Extended data Fig. 10. Increasing growth rate at carrying capacity to model inflammation or running simulations on a finer parameter grid does not affect overall simulation trends.

a-b) Simulations were run with identical parameters to Figure 3c-d, but an increased birth and death rate at carrying capacity to simulate cases in which inflammation is present (see supplementary material). The trends of the simulations remain the same as in Figure 3c-d. a) Likelihood of the model as a function of the donor re-seeding (including donor-to-recipient conjugation) rate (η), and the rate of transconjugant-to-recipient plasmid transfer (γ). All other parameter values are given in the supplementary materials. The most likely parameter set is shown in red (η = 1×10^-9 per day; γ = 3.16×10^-8 per CFU/g feces per day). b) The fraction of simulations with plasmid re-seeding, defined as a final transconjugant population size above 5×10⁸ CFU/g feces, as a function of η. Here γ is fixed at its most likely value γ = 3.16×10^-8 per CFU/g feces per day. The black vertical dotted line at η = 1×10^-9 per day indicates the estimated most likely value (from panel a). The red vertical dotted line at η = 1×10^-11 per day indicates a hypothetical 100-fold decrease of η (shown by a red arrow; e.g. by vaccination). c-f) Running simulations on a finer parameter grid does not affect overall simulation trends.

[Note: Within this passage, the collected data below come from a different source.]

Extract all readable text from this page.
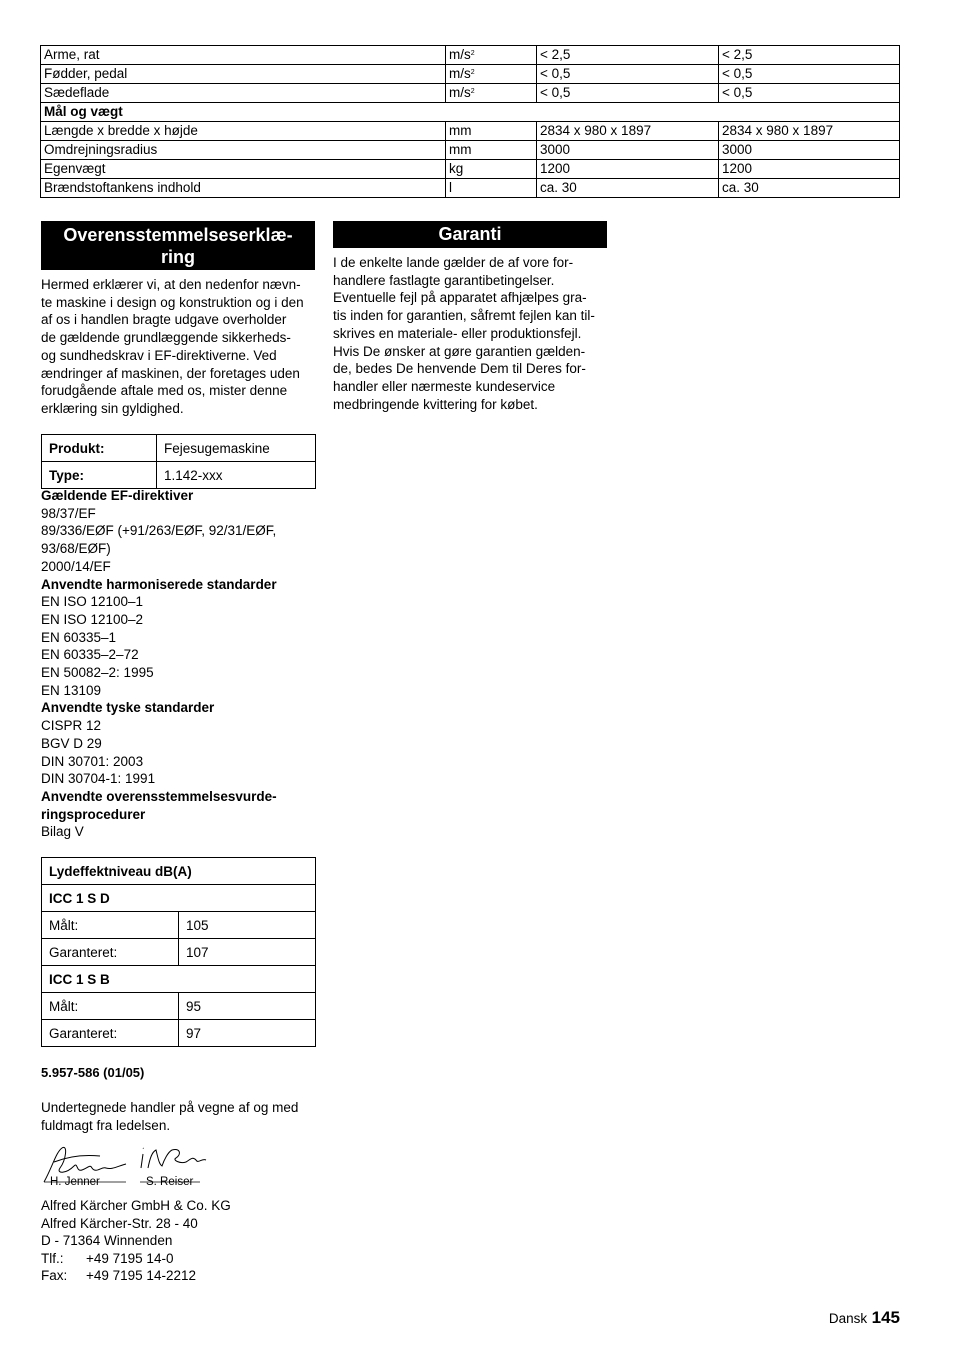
Arme, rat	$m/s^2$	< 2,5	< 2,5
Fødder, pedal	$m/s^2$	< 0,5	< 0,5
Sædeflade	$m/s^2$	< 0,5	< 0,5
Mål og vægt			
Længde x bredde x højde	mm	2834 x 980 x 1897	2834 x 980 x 1897
Omdrejningsradius	mm	3000	3000
Egenvægt	kg	1200	1200
Brændstoftankens indhold	l	ca. 30	ca. 30
Overensstemmelseserklæ-
ring
Hermed erklærer vi, at den nedenfor nævn-
te maskine i design og konstruktion og i den
af os i handlen bragte udgave overholder
de gældende grundlæggende sikkerheds-
og sundhedskrav i EF-direktiverne. Ved
ændringer af maskinen, der foretages uden
forudgående aftale med os, mister denne
erklæring sin gyldighed.
Produkt:	Fejesugemaskine
Type:	1.142-xxx
Gældende EF-direktiver
98/37/EF
89/336/EØF (+91/263/EØF, 92/31/EØF,
93/68/EØF)
2000/14/EF
Anvendte harmoniserede standarder
EN ISO 12100–1
EN ISO 12100–2
EN 60335–1
EN 60335–2–72
EN 50082–2: 1995
EN 13109
Anvendte tyske standarder
CISPR 12
BGV D 29
DIN 30701: 2003
DIN 30704-1: 1991
Anvendte overensstemmelsesvurde-
ringsprocedurer
Bilag V
Lydeffektniveau dB(A)	
ICC 1 S D	
Målt:	105
Garanteret:	107
ICC 1 S B	
Målt:	95
Garanteret:	97
5.957-586 (01/05)
Undertegnede handler på vegne af og med
fuldmagt fra ledelsen.
H. Jenner	S. Reiser
Alfred Kärcher GmbH & Co. KG
Alfred Kärcher-Str. 28 - 40
D - 71364 Winnenden
Tlf.: +49 7195 14-0
Fax: +49 7195 14-2212
Garanti
I de enkelte lande gælder de af vore for-
handlere fastlagte garantibetingelser.
Eventuelle fejl på apparatet afhjælpes gra-
tis inden for garantien, såfremt fejlen kan til-
skrives en materiale- eller produktionsfejl.
Hvis De ønsker at gøre garantien gælden-
de, bedes De henvende Dem til Deres for-
handler eller nærmeste kundeservice
medbringende kvittering for købet.
Dansk 145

See Supplementary table 4 for details on differences between specific simulation results. c-d) Simulations were run on a grid of [η = 10^-12-10^-6, γ = 10^-10-10^-1] with 0.25 log increments (rather than the [η = 10^-12-10^-1, γ = 10^-12-10^-1] with 0.5 log increments used in Figure 3c-d). e-f) Simulations were run with parameters identical to panel a-b, but on a grid of [η = 10^-12-10^-6, γ = 10^-10-10^-1] with 0.25 log increments (rather than the [η = 10^-12-10^-1, γ = 10^-12-10^-1] with 0.5 log increments). c, e) Likelihood of the model as a function of the donor re-seeding (including donor-to-recipient conjugation) rate (η), and the rate of transconjugant-to-recipient plasmid transfer (γ). All other parameter values are given in the supplementary materials. The most likely parameter set is shown in red. d, f) The fraction of simulations with plasmid re-seeding, defined as a final transconjugant population size above 5×10⁸ CFU/g feces, as a function of η. Here γ is fixed at its most likely value. The black vertical dotted line indicates the estimated most likely value (from panel c or e). The red vertical dotted line indicates a hypothetical 100-fold decrease of η (shown by a red arrow; e.g. by vaccination).